INDIANAPOLIS - While first responders and firefighters are required to be physically fit to meet the daily demands of their jobs, many, surprisingly, are at a high risk for heart disease and heart attack, doctors say.
Harvard University School of Health, Public Safety Medical, and IU Health are collaborating on a study that will essentially help firefighters live longer on the job and long after they retire or move on to other opportunities, RTV6's Jack Rinehart reported.
The average firefighter wears 75-pounds of protective gear while battling tremendous heat, water, ice and the severe stress of fighting the fire. It isn't a job for the faint of heart.
Harvard's Dr. Stefano Kales said the risk for heart attacks is higher among firefighters.
"During that time, firefighters are anywhere from 10 to 100 times more likely to suffer a sudden cardiac death event than they are doing active duty," Kales said.
Rather than flames, 48-percent of fire fighters die in line-of-duty deaths from heart attacks, while only six percent die from smoke inhalation.
And the average age of a firefighter dying from a heart attack is 50 years old, compared with men in the general population who die at 65 years, Dr. Steven Moffatt said.
"More firefighters are disabled and die of heart disease than fire. The fire service does a wonderful job of protecting their firefighters from injury and we're only touching the surface of that," Moffatt said.

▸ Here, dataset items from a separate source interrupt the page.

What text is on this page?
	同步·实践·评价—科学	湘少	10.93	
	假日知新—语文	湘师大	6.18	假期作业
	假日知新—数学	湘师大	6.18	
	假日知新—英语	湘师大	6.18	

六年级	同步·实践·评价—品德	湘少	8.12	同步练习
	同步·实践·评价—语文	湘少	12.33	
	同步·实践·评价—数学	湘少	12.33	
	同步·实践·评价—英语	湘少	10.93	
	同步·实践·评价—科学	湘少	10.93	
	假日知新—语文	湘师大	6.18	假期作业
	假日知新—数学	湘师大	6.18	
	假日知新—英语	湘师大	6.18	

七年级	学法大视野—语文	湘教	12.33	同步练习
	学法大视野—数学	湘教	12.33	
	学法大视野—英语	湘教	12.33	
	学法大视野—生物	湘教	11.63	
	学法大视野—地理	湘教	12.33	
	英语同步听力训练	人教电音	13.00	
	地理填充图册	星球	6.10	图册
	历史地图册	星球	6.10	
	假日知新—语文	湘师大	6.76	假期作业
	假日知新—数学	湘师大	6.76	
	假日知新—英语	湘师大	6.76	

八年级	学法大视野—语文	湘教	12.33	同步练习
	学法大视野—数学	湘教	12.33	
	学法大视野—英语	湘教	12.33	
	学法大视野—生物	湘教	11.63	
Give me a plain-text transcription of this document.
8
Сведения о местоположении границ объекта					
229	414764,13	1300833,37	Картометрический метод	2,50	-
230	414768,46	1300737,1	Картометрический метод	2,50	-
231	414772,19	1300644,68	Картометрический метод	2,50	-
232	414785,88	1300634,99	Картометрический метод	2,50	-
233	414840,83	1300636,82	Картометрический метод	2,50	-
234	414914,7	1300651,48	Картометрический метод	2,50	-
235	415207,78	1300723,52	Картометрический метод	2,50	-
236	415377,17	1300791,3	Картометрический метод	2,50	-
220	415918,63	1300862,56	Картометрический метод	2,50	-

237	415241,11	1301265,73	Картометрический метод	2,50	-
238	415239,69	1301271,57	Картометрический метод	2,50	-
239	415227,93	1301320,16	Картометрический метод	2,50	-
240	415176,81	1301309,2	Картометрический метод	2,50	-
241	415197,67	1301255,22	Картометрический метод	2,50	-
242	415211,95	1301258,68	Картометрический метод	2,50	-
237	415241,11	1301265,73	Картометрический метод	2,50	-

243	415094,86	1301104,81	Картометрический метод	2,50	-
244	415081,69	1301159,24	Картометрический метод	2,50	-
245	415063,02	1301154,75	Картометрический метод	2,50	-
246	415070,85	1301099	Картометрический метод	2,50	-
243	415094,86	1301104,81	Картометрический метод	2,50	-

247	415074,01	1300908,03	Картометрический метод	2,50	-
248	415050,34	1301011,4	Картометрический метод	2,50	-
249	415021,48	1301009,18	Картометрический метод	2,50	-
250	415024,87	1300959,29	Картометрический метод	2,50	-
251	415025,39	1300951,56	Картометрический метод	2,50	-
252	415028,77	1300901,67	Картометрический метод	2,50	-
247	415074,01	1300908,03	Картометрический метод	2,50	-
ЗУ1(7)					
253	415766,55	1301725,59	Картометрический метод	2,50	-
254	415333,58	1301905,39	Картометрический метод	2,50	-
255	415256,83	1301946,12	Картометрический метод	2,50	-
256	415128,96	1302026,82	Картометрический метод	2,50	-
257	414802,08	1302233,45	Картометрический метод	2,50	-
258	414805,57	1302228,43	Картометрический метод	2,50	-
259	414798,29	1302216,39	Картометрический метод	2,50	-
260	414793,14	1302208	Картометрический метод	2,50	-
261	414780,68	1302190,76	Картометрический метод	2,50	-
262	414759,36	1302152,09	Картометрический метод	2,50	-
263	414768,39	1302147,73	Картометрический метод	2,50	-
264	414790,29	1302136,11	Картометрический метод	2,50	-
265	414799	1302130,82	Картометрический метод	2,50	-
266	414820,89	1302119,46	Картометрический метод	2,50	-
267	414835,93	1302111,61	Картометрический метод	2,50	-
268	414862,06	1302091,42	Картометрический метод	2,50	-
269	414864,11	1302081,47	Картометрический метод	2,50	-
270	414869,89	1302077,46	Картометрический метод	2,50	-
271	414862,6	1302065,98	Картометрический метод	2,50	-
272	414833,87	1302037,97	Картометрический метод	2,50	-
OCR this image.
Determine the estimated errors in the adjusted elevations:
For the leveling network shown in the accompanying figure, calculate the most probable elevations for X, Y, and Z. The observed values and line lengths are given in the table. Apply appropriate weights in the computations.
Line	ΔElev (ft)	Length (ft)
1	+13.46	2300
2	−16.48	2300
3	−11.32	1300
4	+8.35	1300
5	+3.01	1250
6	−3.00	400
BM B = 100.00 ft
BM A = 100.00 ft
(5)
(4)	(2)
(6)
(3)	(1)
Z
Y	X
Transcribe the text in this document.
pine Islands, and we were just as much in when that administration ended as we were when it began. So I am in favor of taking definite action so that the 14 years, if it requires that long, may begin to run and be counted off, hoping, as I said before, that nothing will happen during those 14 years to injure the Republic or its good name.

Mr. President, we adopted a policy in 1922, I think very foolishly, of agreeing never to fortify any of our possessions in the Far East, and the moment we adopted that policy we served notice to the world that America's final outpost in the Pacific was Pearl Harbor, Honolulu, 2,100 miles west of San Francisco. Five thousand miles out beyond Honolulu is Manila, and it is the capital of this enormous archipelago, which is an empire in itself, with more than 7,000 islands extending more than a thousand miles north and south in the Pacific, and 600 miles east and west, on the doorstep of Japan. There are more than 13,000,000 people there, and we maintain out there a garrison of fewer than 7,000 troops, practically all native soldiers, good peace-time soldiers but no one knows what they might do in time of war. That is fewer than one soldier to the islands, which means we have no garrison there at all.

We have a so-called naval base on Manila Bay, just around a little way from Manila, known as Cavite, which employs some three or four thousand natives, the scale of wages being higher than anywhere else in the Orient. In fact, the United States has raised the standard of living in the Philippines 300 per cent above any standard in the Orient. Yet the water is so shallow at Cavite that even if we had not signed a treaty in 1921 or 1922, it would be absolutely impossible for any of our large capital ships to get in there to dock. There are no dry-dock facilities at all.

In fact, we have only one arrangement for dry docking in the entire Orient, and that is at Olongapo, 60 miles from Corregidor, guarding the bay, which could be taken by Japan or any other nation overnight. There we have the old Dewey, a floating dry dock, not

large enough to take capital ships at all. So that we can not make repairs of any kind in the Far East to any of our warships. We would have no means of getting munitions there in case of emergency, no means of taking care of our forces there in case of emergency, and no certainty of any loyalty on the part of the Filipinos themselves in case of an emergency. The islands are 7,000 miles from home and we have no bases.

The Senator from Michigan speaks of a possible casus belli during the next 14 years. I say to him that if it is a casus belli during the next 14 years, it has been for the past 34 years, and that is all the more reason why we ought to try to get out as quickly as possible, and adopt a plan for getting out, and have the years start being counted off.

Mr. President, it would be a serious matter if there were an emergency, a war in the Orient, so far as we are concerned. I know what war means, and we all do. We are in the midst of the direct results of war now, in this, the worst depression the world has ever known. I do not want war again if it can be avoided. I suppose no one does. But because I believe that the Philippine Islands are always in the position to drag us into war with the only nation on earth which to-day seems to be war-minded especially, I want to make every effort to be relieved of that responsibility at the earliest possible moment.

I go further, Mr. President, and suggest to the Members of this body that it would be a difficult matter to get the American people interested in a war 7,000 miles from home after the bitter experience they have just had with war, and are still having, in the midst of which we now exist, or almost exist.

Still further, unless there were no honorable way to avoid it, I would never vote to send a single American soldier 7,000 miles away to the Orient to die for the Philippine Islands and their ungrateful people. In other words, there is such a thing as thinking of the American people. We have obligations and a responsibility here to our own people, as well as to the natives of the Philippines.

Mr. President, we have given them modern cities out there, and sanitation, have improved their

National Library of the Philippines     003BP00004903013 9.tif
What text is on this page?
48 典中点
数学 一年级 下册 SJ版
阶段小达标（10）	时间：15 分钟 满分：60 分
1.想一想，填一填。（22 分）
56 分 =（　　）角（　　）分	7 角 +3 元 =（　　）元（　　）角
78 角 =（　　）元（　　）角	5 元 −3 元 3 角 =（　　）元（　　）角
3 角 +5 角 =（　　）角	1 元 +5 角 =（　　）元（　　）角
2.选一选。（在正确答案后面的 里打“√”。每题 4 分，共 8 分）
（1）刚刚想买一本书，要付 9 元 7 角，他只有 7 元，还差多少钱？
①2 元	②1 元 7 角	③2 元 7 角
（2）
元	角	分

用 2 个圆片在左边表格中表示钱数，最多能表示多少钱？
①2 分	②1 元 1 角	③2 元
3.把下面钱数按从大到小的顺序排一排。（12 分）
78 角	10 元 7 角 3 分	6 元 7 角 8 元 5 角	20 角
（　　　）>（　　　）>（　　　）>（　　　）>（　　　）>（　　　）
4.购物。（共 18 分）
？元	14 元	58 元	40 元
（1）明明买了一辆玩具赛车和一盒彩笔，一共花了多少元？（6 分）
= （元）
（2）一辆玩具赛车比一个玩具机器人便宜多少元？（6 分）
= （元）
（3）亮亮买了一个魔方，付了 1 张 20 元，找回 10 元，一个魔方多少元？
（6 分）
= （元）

More than 400 Indianapolis firefighters have volunteered to participate in heart study research to develop effective methods that will identify individuals most at risk for heart disease. The study will help researchers develop more effective treatments that will decrease fire fighter mortality.
IFD Captain Ron Kautsky is volunteering for the study.
"If there's a way to know that I could prevent a possible heart attack, I'm all in. I want to know," Kautsky said.
Given the important role that firefighters play in protecting public safety, researchers says it's important to understand the factors that contribute to their high rates of disease and early death.